Various artists "Hollyword" (Rhino/Word Beat). This 96-minute tape, featuring 47 recitations by 49 different writers, is the latest installment from producer/poet Harvey Robert Kubernik's L.A.-area performance/writing series. The contributors include rock stars (Perry Farrell of Jane's Addiction, session drummer Jim Keltner, the Jefferson Airplane's Paul Kantner, Power Station's Michael des Barres, the Minutemen's Mike Watt), obscure actors, scenemakers and even a few published authors (Hubert Selby Jr., Wanda Coleman and ex-D.C. poet Michael Lally). Most of the contributions are truly mediocre -- tepid surrealism, belabored eroticism, political sloganeering -- all delivered by authors greatly impressed with their own cleverness. The few shining exceptions come from Lally, Coleman, Selby, des Barres and Michael O'Keefe.

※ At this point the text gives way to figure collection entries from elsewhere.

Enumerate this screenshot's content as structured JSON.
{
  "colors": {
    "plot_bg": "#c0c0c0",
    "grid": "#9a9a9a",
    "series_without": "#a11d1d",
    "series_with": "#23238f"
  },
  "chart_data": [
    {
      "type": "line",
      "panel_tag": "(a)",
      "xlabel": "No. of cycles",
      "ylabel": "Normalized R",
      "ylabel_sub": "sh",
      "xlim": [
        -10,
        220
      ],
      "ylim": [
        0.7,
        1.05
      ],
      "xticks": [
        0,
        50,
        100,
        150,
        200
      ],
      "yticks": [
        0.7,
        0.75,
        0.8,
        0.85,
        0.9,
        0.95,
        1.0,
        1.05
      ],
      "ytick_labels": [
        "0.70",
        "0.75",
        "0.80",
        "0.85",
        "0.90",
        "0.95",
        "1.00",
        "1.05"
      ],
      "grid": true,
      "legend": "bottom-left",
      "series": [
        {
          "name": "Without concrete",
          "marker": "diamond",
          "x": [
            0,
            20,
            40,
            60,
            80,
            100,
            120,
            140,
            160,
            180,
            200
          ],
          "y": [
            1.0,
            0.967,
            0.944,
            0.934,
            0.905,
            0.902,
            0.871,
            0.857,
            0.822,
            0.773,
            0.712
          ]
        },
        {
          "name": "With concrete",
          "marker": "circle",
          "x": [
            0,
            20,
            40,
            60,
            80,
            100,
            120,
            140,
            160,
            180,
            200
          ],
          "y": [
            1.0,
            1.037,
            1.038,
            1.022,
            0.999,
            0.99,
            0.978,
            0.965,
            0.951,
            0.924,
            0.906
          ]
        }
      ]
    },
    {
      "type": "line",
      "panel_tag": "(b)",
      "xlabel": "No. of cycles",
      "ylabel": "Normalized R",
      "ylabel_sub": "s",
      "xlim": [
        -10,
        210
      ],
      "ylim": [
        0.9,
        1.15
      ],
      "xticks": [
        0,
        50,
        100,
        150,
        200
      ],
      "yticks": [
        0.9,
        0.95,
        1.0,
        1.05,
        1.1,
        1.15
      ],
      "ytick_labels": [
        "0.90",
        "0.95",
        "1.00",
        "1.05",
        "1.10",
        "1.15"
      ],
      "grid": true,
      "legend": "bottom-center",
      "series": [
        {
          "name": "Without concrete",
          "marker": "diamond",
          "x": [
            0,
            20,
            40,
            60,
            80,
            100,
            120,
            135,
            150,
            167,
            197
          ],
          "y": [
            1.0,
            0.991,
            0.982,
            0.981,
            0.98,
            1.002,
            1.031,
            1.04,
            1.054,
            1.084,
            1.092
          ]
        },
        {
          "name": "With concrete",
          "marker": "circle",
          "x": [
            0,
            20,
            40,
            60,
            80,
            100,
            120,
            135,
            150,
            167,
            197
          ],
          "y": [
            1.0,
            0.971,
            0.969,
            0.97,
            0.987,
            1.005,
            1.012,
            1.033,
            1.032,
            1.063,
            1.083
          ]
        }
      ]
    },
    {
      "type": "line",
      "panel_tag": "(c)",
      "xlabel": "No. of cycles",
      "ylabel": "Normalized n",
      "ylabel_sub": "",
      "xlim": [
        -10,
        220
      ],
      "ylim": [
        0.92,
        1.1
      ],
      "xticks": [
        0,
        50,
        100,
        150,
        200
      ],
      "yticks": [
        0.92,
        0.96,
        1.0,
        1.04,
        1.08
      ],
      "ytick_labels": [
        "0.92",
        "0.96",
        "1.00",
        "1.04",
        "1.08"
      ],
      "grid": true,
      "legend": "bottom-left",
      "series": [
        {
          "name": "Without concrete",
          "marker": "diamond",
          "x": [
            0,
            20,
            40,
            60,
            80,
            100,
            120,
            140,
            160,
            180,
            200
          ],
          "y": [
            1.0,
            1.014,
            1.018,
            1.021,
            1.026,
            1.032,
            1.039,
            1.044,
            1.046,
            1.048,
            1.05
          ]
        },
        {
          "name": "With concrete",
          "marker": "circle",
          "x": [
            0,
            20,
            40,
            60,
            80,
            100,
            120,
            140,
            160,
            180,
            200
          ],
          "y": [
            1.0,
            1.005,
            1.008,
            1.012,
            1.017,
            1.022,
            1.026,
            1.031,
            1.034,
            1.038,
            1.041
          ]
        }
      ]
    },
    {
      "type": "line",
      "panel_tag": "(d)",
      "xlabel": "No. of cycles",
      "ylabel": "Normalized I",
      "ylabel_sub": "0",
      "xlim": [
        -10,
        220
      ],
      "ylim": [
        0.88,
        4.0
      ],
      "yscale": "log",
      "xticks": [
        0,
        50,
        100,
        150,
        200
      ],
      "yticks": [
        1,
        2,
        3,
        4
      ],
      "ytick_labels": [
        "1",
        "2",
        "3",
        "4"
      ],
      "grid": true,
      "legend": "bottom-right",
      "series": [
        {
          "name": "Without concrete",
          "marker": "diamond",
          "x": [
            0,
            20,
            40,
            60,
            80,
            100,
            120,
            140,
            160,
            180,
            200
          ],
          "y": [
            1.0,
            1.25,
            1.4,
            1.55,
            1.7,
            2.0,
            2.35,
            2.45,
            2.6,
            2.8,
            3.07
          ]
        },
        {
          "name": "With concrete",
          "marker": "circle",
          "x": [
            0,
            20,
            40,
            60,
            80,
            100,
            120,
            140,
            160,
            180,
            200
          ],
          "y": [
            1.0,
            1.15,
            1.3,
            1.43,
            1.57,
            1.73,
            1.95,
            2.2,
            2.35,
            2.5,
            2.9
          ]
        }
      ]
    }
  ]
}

Various artists "Sound Bites from the Counter Culture" (Atlantic). Unlike the above albums, this isn't a literary effort so much as a political one. Hunter S. Thompson, Eugene McCarthy, Timothy Leary, Henry Rollins and Danny Sugerman attack easy targets like George Bush, the IRS, drug laws and conformity without much wit or style. Abbie Hoffman, though, is in vintage form as a politcal agitator/comic, and Jello Biafra does a funny, low-key bit about the Dead Kennedys' obscenity bust. The one literary effort comes from Jim Carroll, who was a beat novelist before he became a minor rock star; his "Guitar Voodoo" combines spoken recitation and guitar noodling into an eight-minute sci-fi/horror narrative, a so-so imitation of Burroughs.